Paolo Bonzini pbonzini at redhat.com
Wed Mar 31 17:36:44 BST 2021


On 31/03/21 18:20, Sean Christopherson wrote:
> Every call
> to .change_pte() is bookended by .invalidate_range_{start,end}(), i.e. the above
> missing kvm->mmu_notifier_seq++ is benign because kvm->mmu_notifier_count is
> guaranteed to be non-zero.

In fact ARM even relies on invalidate wrapping the change_pte handler.

         /*
          * The MMU notifiers will have unmapped a huge PMD before calling
          * ->change_pte() (which in turn calls kvm_set_spte_hva()) and
          * therefore we never need to clear out a huge PMD through this
          * calling path and a memcache is not required.
          */

> Assuming all of the above is correct, I'm very tempted to rip out .change_pte()
> entirely.

There is still the performance benefit from immediately remapping the 
page to the new destination without waiting for a fault.  Yes it's 
hypothetical but I would prefer to leave that change for later.

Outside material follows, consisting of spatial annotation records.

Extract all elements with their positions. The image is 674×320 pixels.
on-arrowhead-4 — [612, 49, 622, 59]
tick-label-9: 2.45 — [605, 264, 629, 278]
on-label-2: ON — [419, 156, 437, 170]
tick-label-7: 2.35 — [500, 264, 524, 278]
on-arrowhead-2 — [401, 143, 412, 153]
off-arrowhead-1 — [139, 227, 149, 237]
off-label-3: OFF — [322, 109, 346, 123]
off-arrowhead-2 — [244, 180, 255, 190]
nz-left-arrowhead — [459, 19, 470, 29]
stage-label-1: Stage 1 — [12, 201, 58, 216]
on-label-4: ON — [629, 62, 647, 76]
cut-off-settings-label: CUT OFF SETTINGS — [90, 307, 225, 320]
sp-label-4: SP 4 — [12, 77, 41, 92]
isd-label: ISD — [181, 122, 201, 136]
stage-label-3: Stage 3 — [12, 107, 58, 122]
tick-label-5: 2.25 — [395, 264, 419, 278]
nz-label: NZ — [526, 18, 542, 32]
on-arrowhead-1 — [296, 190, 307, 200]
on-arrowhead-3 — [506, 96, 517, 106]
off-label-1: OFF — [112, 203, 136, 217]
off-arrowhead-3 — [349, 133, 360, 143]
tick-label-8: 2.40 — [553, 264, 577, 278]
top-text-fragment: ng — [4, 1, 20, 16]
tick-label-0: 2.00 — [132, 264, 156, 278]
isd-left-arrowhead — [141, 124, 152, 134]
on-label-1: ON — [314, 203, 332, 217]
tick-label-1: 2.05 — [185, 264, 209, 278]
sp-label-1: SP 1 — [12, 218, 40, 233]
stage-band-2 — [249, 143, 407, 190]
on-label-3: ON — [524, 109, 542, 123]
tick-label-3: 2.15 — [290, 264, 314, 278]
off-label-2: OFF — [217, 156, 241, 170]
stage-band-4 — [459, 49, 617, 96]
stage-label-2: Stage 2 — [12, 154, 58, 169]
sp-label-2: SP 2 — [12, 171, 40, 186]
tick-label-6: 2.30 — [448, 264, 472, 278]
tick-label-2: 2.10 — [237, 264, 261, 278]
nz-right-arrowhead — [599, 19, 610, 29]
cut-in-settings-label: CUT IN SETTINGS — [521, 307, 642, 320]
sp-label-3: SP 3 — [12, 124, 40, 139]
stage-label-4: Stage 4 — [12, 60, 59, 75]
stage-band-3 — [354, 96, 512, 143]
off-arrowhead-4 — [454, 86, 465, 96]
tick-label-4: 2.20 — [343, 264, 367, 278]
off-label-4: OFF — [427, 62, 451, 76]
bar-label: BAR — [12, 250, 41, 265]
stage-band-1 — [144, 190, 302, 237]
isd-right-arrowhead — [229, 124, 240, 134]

The fact that the count is nonzero means that you will not even have to 
complicate kvm_mmu_notifier_change_pte to handle the removal of 
mmu_notifier_seq; just add a patch before this one to WARN if it is 
zero.  (The rest of my review to patch 16 still holds).

Paolo

> It's been dead weight for 8+ years and no one has complained about
> KSM+KVM performance (I'd also be curious to know how much performance was gained
> by shaving VM-Exits).  As KVM is the only user of .change_pte(), dropping it in
> KVM would mean the entire MMU notifier could also go away.